2012 0005 0019

Google Completion in Emacs

While many an emacs include dabbrev-expand for within-buffer completion, I’ve always wanted (purely for reasons of amusement) to take it further: completion via Google’s search suggestions. I was going to do this as a weekend project, but an ugly version was surprisingly simple.

Conveniently, curl is all we need to fetch the completions for a query string as JSON:

> echo -en $(curl -H "Accept: application/json" \
  "https://suggestqueries.google.com/complete/search?client=firefox&q=query")

["query",["query","query xiv","query letter","query_posts","query shark","query access","query tracker","query string","query letter sample","queryperformancecounter"]]

using a (very platform dependent) echo trick to convert the escaped unicode sequences to their proper characters.

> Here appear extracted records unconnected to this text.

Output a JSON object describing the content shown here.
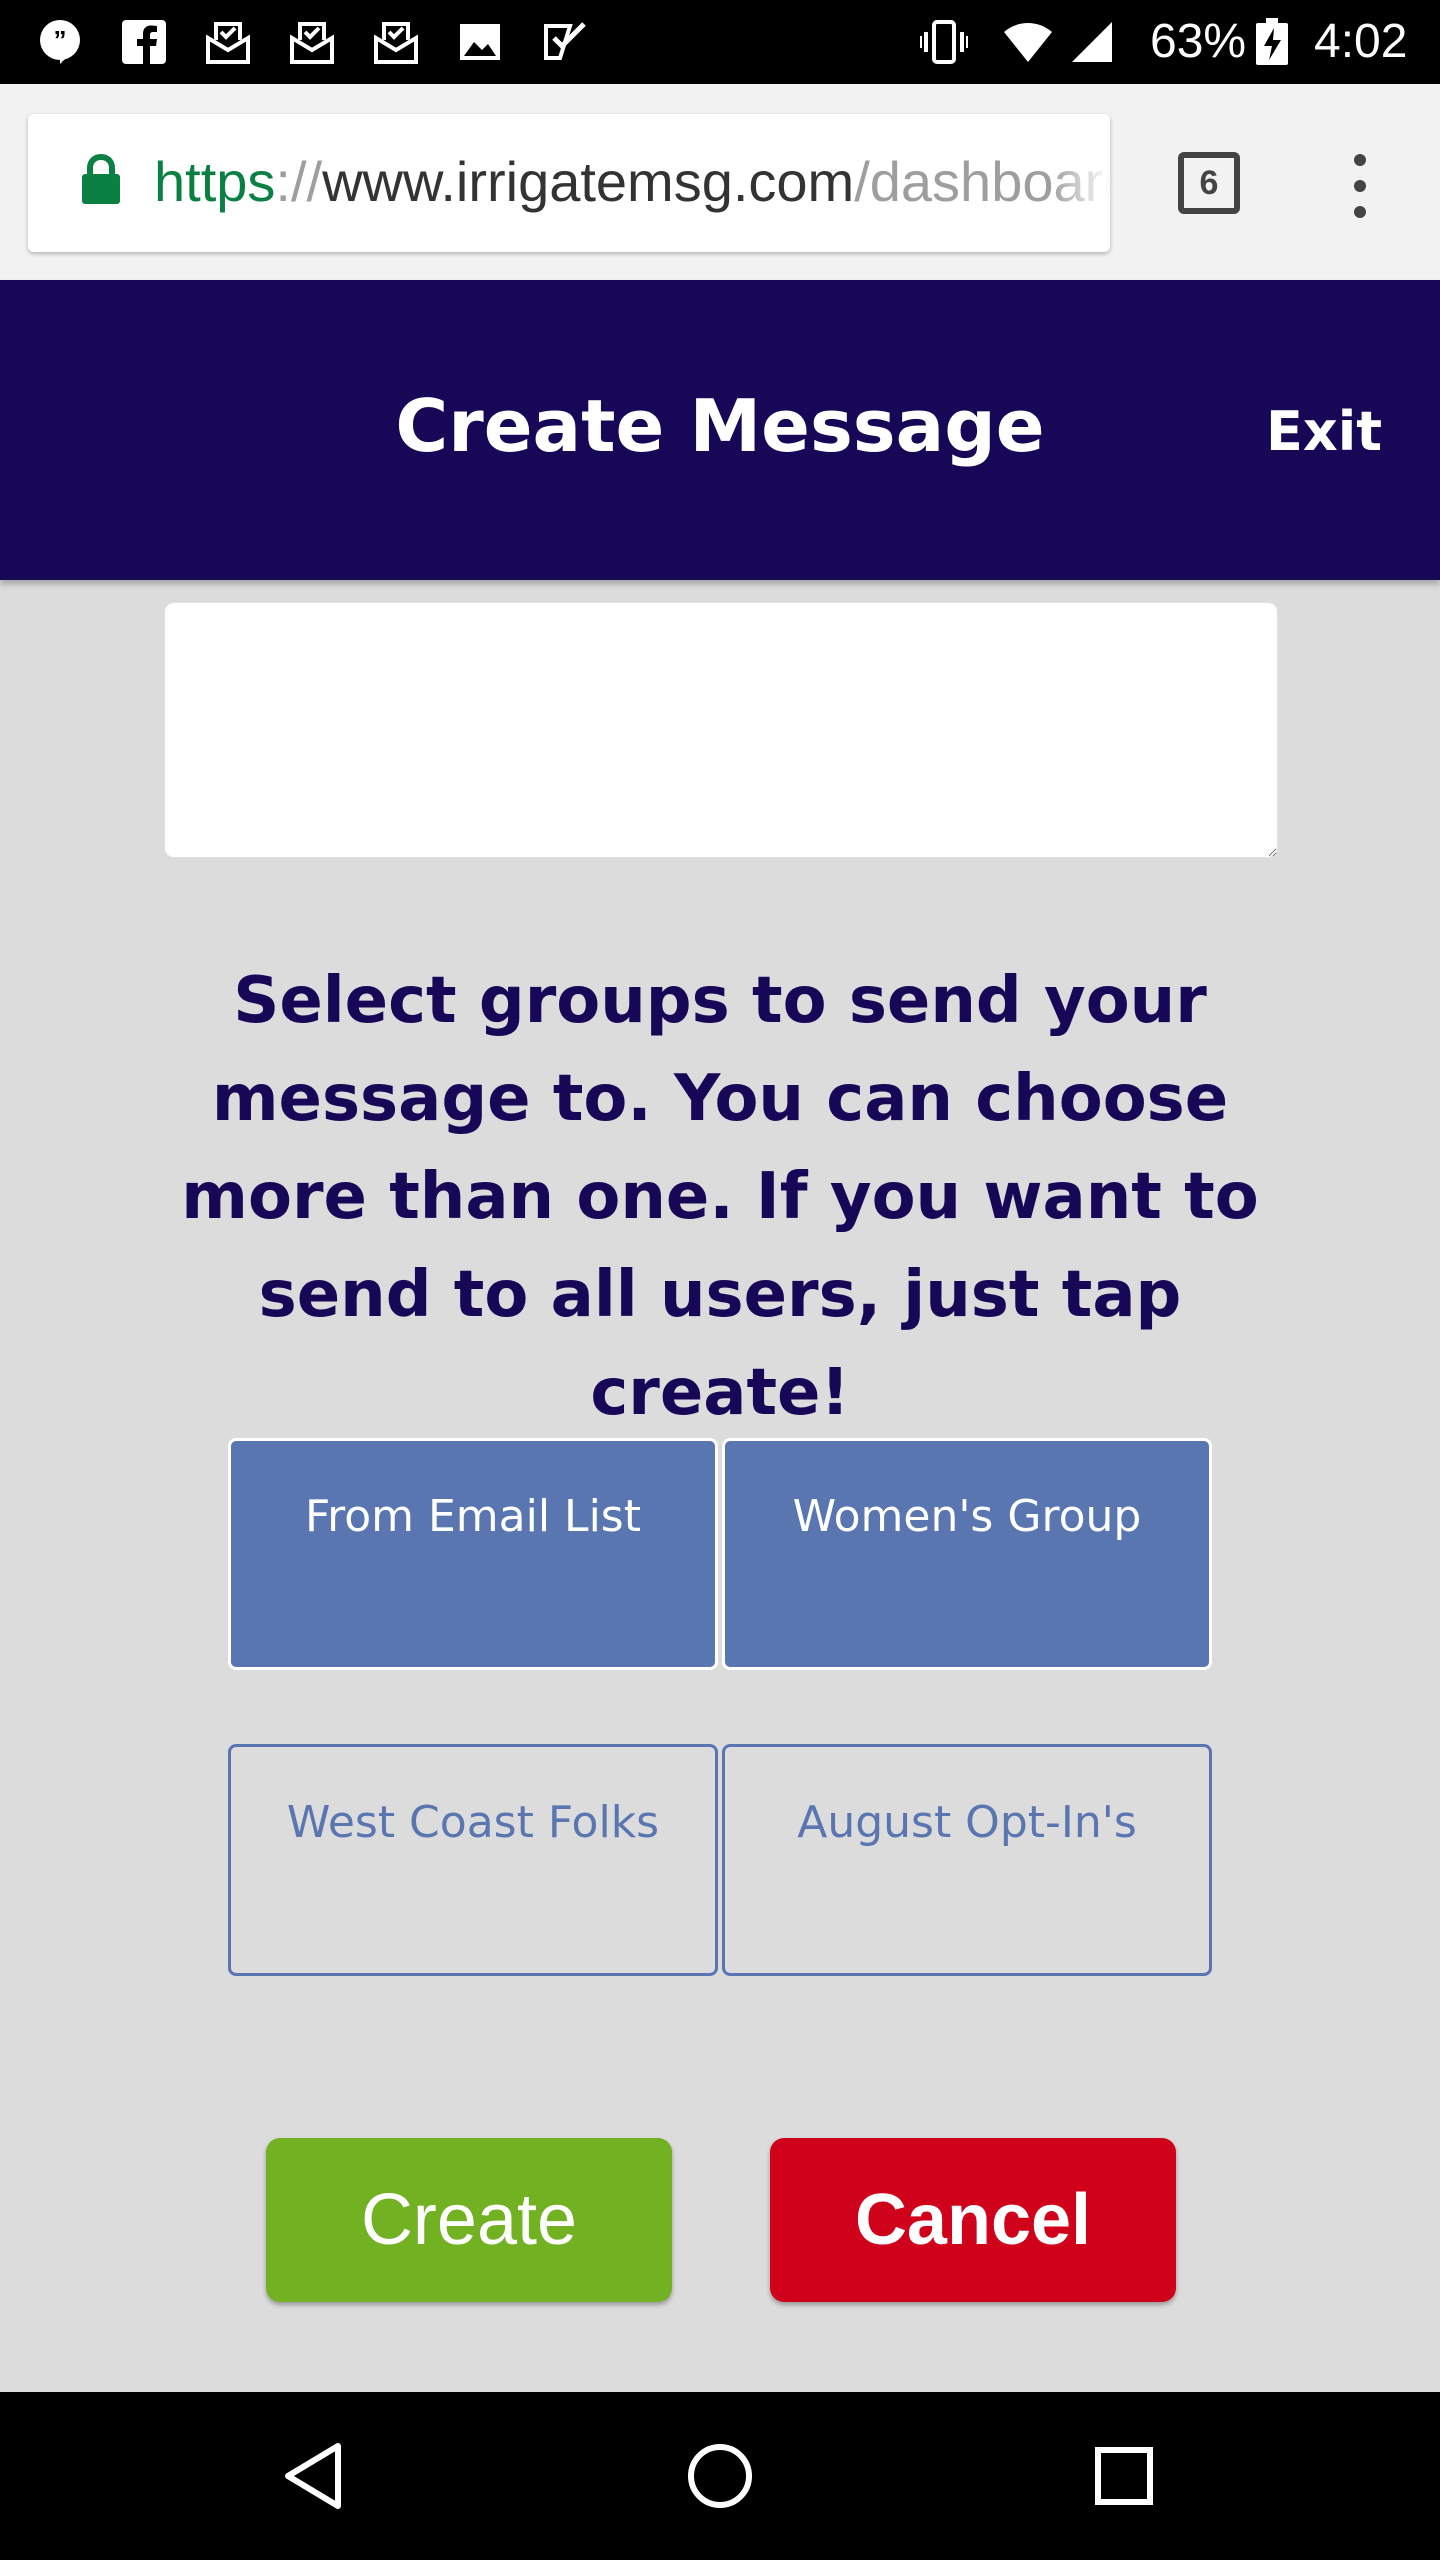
{
  "status_bar": {
    "battery": "63%",
    "time": "4:02",
    "icons": [
      "hangouts-icon",
      "facebook-icon",
      "mail-icon",
      "mail-icon",
      "mail-icon",
      "photo-icon",
      "task-icon",
      "vibrate-icon",
      "wifi-icon",
      "signal-icon",
      "battery-charging-icon"
    ]
  },
  "browser": {
    "url_scheme": "https",
    "url_sep": "://",
    "url_host": "www.irrigatemsg.com",
    "url_path": "/dashboard",
    "tab_count": "6"
  },
  "header": {
    "title": "Create Message",
    "exit_label": "Exit",
    "background": "#170757"
  },
  "message": {
    "value": ""
  },
  "instructions": "Select groups to send your message to. You can choose more than one. If you want to send to all users, just tap create!",
  "groups": [
    {
      "label": "From Email List",
      "selected": true
    },
    {
      "label": "Women's Group",
      "selected": true
    },
    {
      "label": "West Coast Folks",
      "selected": false
    },
    {
      "label": "August Opt-In's",
      "selected": false
    }
  ],
  "actions": {
    "create_label": "Create",
    "cancel_label": "Cancel",
    "create_color": "#72b122",
    "cancel_color": "#d0021b"
  },
  "group_colors": {
    "accent": "#5a76b0"
  }
}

With this, a quick hack in elisp is all that’s necessary to parse the results into emacs and insert it into the current buffer:

(defun google-request (query)
 (shell-command-to-string
  (format
   "echo -en $(curl -H \"Accept: application/json\" \"https://suggestqueries.google.com/complete/search?client=firefox&q=%s\" 2>/dev/null)"
   query)))

(defun google-preprocess (query)
 (let ((l (split-string
	   (apply 'string
		  (removel
		   '(?\" ?\[ ?\])
		   (string-to-list query)))
	   ",")))
  (if (> (length (car (cdr l))) 0)
    (remove (car l) (cdr l))
   nil)))

(defun google-complete ()
 (interactive)
 (end-of-thing 'word)
 (let ((s (thing-at-point 'word)))
  (when s
   (let ((q (google-preprocess (google-request s))))
    (when q
     (insert (substring
	       (car q)
	       (length s))))))))

(defun removel (el l)
 (cond (el (removel (cdr el) (remove (car el) l)))
       (t l)))

Since it went more swiftly than anticipated, I generalized the code to parsing any delimited shell output and wrapped it in a minor mode with some key bindings and customize variables. Right now, I’m uncreatively calling it shell-parse.el.

After activating shell-parse-mode, it has support for scrolling through the list of completions forwards (shell-parse-complete) and backwards (shell-parse-complete-backwards) with the C-Tab and C-Shift-Tab keys, respectively. Using M-x customize-mode <Enter> shell-parse-mode, you can swap out the curl command with any shell snippet that will kick back completions, and change the delimiter as well.

You can grab shell-parse.el on github. Simply load-file the shell-parse.el script in .emacs and it should be ready to go.

It has a few todos scattered through it yet, and is not very idiomatic emacs or portable, but that’s what github’s issue tracker is for, after all.